Consequently, the Doctor is gently led to think in a different way about areas which he was already familiar with: fondness for bhajans, the gift for composition of devotional hymns, etc. As M. tells us: ‘Although Dr. Sarkar was a very busy physician, he would spend a long time — sometimes six or seven hours — in Sri Ramakrishna’s company. He had great love for the Master and looked on the devotees as his own kith and kin.” Aren’t these traits basic to any spiritual path?
But as we observe in the second part of this book, Dr. Sarkar had unlimited faith in the other dimensions of human intelligence. With typical renaissance spirit, he says: “...there does not appear to be any limit whatever to the ever—expanding intelligence of man, to its insatiable thirst alter knowledge, and, when means are properly applied to the acquisition of knowledge, and, by its aid, to the mastery over nature.”
Similarly, it is heartening to notice that Dr. Sarkar does not regard science as a threat to other human aspirations. With a tremendous conviction he affirms: “I do not believe that man’s higher nature has suffered in the least from the advance of science.” And, almost anticipating Einstein, he says, "I cannot believe that faith is blind and religion is irrational.... ” Indeed, science and religion, embodying the highest aspirations of human consciousness “stand enthroned," says Dr. Sarkar, “on their conjoint platform.
Moreover, like Swami Vivekananda, Dr. Sarkar saw science and its application as integrators on a global level. “We cannot remain unconcerned with the lost prestige of our country” and “the chief determining factor of progress is now and will always remain science.” Though the unabashed optimism regarding science is part of the first flush of scientific advancement, there is no doubt that the Great Master’s Doctor spent his prodigious energies to make the vision of a concrete national forum for scientific research come true. And we who come later continue to reap the benefits of that visionary’s uniquely pioneering efforts in this regard.

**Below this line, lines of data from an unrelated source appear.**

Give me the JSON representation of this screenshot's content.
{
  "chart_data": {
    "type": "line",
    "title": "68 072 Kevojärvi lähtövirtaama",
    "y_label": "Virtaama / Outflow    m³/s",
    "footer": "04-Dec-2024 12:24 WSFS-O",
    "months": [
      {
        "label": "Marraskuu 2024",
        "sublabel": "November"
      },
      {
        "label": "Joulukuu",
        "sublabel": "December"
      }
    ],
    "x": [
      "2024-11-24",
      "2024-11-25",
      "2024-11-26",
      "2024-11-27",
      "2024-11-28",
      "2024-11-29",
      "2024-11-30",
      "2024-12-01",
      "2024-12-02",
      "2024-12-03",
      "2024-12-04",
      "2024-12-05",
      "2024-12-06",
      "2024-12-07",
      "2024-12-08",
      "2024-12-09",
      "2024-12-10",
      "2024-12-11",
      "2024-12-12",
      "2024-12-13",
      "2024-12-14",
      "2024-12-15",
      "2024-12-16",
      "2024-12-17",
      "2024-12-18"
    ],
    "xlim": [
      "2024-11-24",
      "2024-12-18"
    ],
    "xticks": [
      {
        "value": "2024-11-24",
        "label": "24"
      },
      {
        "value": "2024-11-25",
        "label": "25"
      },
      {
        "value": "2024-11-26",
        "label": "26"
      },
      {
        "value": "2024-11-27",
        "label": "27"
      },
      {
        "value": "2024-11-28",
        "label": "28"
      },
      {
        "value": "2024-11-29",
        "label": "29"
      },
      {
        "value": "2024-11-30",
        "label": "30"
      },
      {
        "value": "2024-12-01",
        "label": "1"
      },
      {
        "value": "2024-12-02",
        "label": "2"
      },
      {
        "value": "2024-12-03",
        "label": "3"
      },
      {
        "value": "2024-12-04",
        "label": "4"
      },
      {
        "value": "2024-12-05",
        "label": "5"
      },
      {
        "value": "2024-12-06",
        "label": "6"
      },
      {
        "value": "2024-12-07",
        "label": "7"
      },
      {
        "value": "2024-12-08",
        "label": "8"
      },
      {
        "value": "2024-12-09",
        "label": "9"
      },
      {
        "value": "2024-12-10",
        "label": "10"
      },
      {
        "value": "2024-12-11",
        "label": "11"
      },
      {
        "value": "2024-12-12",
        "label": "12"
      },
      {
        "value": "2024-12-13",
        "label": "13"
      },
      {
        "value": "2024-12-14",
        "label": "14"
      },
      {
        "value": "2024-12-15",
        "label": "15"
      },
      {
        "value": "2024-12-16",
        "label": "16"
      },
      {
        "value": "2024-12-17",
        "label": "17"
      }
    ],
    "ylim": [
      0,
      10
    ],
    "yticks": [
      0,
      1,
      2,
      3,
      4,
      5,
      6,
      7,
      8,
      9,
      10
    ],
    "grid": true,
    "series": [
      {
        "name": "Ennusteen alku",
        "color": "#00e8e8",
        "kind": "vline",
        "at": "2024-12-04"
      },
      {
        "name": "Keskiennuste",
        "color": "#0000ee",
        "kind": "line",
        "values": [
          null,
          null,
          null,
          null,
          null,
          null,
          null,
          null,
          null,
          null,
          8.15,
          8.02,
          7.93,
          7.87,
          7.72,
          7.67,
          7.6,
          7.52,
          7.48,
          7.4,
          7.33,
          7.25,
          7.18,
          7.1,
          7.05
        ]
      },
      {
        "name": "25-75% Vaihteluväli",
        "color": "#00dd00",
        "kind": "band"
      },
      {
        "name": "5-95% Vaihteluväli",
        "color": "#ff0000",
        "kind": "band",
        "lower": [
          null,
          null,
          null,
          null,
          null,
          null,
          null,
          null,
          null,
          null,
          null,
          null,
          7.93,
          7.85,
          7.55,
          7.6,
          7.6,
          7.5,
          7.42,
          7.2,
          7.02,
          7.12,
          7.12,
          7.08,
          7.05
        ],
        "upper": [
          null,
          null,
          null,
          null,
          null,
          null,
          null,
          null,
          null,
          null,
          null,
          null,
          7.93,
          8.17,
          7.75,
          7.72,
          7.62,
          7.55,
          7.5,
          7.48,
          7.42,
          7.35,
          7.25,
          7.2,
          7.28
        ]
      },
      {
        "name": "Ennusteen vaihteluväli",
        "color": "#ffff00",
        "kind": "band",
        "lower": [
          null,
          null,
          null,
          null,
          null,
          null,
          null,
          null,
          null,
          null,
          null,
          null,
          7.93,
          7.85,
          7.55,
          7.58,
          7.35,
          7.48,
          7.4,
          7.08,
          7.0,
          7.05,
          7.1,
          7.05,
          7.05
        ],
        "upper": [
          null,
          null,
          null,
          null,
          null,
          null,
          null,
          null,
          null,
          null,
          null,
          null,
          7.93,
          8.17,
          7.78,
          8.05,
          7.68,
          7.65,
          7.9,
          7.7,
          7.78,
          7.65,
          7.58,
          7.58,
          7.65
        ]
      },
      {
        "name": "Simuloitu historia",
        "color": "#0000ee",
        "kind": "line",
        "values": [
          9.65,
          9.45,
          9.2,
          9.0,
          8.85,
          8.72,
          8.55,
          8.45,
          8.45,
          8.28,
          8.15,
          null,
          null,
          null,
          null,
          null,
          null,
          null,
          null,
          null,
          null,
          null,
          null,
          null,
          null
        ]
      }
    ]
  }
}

Above all, as already noted, the Great Master played a crucial, decisive role in unobtrusively but effectively giving a thrust to the “good" Doctor’s spiritual intelligence (as it is being called today), which, apparently, seemed to have played a second fiddle to his empirical intelligence. The Master brought a fullness to the Doctors consciousness something which goes beyond but subsumes science.
It is my great privilege to be associated with this book. In this regard, I cannot adequately express my gratitude to Swami Bodhasaranandaji and Swami Shuddhidanandaji. Shuddhidanandaji alerted me to aspects of Dr. Sarkar’s achievement for which mere thanking is not enough.